BOSTON—Researchers at the Joslin Diabetes Center have identified two molecular pathways that lead to a protein called necdin that blocks brown fat growth. The findings, published in the journal Endocrinology, suggest the discovery may one day play a role in obesity and diabetes prevention.
The researchers sought to find out more about how to get brown fat cells to grow because brown fat actually burns energy rather than storing it like the more common white fat. The discovery allows the researchers to look for ways to modify the steps along the pathways, either to stimulate another protein, called CREB, which shuts down necdin, or block a different protein called FoxO1, located along the second pathway, which stimulates necdin. The study showed for the first time that the two proteins can bind directly to the necdin gene.
"This is a very important piece of the puzzle," the researchers said. "It provides new opportunities. The point is that we have got to learn how to grow these brown fat cells. There's a lot of missing information. We filled in some of the important missing pieces."

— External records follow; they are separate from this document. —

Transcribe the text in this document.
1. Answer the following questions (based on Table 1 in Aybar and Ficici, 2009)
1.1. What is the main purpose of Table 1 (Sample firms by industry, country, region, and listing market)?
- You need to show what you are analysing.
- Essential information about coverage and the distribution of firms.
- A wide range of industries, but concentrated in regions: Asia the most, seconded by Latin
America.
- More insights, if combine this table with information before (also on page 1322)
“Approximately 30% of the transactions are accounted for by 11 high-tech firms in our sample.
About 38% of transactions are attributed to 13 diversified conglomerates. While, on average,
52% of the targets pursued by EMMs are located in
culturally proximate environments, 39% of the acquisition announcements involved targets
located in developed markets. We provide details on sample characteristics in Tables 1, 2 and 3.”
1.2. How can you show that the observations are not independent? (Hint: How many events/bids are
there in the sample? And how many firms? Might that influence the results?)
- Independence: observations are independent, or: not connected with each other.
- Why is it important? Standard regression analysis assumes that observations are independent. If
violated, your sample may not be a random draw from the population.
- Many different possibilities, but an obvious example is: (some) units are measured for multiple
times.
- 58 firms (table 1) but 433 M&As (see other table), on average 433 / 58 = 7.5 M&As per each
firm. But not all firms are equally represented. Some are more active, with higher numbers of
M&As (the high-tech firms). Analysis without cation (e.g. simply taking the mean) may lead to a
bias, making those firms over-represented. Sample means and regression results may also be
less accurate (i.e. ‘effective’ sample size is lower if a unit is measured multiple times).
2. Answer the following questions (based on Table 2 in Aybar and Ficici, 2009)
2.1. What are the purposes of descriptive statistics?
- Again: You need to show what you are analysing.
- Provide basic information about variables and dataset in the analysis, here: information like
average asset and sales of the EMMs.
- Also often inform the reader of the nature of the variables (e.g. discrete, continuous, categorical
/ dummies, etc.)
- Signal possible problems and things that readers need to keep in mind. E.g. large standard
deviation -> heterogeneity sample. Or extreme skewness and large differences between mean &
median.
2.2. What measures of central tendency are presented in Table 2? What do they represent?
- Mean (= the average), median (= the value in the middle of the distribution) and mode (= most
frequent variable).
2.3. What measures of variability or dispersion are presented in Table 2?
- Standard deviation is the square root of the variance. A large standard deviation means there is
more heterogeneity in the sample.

For the study, the researchers conducted tests in vitro on different cell lines derived from brown fat taken from mice. They used different drugs to stimulate or block the signaling pathways they thought were important. The result was they defined the two pathways. One pathway to necdin starts with insulin cells and runs through proteins called Ras and ERK1/2 before getting to CREB. The second also starts with insulin and runs through proteins called P13-K and Akt before getting to FoxO1.
"With this more detailed description of the pathways leading to (brown fat tissue), there can be more focused attempts to develop interventions using brown fat as a treatment for obesity and diabetes," the researchers said.